Move Forward, a youthful pro-reform party, won the most votes in the 2023 election after pledging major changes to the country’s political system, including to amend a law punishes criticism of the monarchy with up to 15 years in prison on a single charge. However, the party and its leader were blocked from taking power by military royalist opponents, and have since faced legal cases.
The constitutional court could opt to dissolve the party, and ban its executive committee from politics for 10 years, including its leader Pita Limjaroenrat, over the latest case. In January, the same court ruled that its pledge to reform lese-majesty law was unlawful and that it must cease such efforts.
Pita has said previously that the party has a succession plan in place, and that a broader pro-democracy movement will continue. “Don’t give in, don’t lose hope. Keep the anger,” he told supporters this weekend at a campaign event in Ratchaburi, western Thailand. The fight was not about him, or Move Forward, he said, but “for the people’s rights”.
“I hope I am the last one [to be banned]. I hope Move Forward is the last party [to be dissolved],” he said, citing the many other parties that have suffered a similar fate.
Thailand’s courts have frequently dissolved political parties, while the country has experienced two coups since 2006, part of an ongoing power struggle between popular parties and the conservative establishment.

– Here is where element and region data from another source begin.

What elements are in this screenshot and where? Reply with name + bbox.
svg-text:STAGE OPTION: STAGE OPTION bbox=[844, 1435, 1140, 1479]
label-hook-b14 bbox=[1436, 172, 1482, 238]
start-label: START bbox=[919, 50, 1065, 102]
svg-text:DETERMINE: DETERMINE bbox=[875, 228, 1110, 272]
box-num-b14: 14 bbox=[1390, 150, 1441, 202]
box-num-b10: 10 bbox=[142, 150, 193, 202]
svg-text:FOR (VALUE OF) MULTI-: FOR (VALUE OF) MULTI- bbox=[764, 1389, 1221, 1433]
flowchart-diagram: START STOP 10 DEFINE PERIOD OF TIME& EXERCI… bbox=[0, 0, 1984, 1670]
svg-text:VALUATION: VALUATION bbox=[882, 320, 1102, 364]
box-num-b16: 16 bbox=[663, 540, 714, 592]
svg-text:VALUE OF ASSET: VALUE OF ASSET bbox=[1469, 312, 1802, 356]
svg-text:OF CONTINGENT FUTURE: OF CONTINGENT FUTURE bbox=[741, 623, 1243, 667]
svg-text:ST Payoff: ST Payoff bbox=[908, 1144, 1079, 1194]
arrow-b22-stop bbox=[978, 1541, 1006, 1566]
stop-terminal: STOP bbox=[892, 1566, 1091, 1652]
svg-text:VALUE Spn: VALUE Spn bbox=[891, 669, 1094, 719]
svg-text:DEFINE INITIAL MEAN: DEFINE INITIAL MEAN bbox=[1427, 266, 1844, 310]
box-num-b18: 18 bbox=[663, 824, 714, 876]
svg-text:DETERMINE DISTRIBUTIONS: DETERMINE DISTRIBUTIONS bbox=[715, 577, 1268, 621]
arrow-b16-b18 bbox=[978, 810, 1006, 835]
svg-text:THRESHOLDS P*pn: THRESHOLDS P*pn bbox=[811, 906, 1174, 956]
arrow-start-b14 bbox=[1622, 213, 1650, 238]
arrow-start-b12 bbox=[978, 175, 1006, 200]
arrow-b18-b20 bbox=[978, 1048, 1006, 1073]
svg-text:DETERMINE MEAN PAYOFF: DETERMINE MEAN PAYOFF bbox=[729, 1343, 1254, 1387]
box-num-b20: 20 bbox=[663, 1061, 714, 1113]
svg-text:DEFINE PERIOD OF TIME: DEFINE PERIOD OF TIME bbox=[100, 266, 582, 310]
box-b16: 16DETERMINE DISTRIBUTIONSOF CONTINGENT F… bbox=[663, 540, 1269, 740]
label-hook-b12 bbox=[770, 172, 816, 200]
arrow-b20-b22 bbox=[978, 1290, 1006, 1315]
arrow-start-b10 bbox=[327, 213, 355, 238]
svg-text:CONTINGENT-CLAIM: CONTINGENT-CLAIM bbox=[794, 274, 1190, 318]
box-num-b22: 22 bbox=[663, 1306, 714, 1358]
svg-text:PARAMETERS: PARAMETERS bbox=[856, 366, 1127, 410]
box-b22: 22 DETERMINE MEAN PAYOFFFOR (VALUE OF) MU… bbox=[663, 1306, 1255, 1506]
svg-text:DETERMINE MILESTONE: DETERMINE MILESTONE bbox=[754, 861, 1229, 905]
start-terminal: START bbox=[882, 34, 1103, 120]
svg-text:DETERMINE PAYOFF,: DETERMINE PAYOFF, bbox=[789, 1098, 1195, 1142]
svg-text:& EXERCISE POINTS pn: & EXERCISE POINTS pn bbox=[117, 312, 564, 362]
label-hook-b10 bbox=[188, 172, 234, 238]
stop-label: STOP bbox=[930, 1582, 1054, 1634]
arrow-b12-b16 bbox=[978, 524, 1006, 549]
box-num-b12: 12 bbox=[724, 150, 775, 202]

Move Forward’s predecessor, Future Forward, was disbanded by a court ruling in 2020 for violating election funding rules, in a case its supporters said was politically motivated. The judgement triggered mass youth-led protests, which called for changes to make the country more democratic, and broke a longstanding taboo by calling for reform of the royal family. At least 272 people have since been charged with lese majesty. In May, the political activist Netiporn Sanae-sangkhom, 28, who was charged under the law, died in pre-trial detention after spending 65 days on hunger strike calling for an end to the imprisonment of political dissidents.
Move Forward had appealed to young people who took part in such protests, however it also managed to attract support from a much wider cross section of voters who wanted political change after almost a decade of being ruled by former coup leader Prayuth Chan-ocha.
There are no indications that, if Move Forward is to be dissolved, it would immediately lead to large scale protests. However, analysts say that even if the party is dissolved, this will not undo public sentiment, especially among younger generations, who have demanded changes to Thailand’s political system.
“If the Move Forward Party gets dissolved, maybe [young people] will not immediately jump out to take action or to demonstrate against the ruling, but still in the long term – they are not going to change their minds,” said Panuwat Panduprasert, political science professor at Chiang Mai University.
On Wednesday morning, ahead of the ruling, Pita told AFP the party was “highly confident” in the facts and argument it had presented to the court. “We hope the court will take these into serious consideration and believe that the rule of law exists in Thailand,” he said.
“The issue is not what we will do if we are dissolved – that is already taken care of and our ideas will survive – but rather the pattern of weaponising the judiciary and independent bodies that we should pay attention to,” Pita said.
“I hope that the Thai people do not view the party’s dissolution as a normal strategy employed by the Thai elite.
“We should not normalise this behaviour or accept the use of a politicised court as a weapon to destroy political parties,” he said.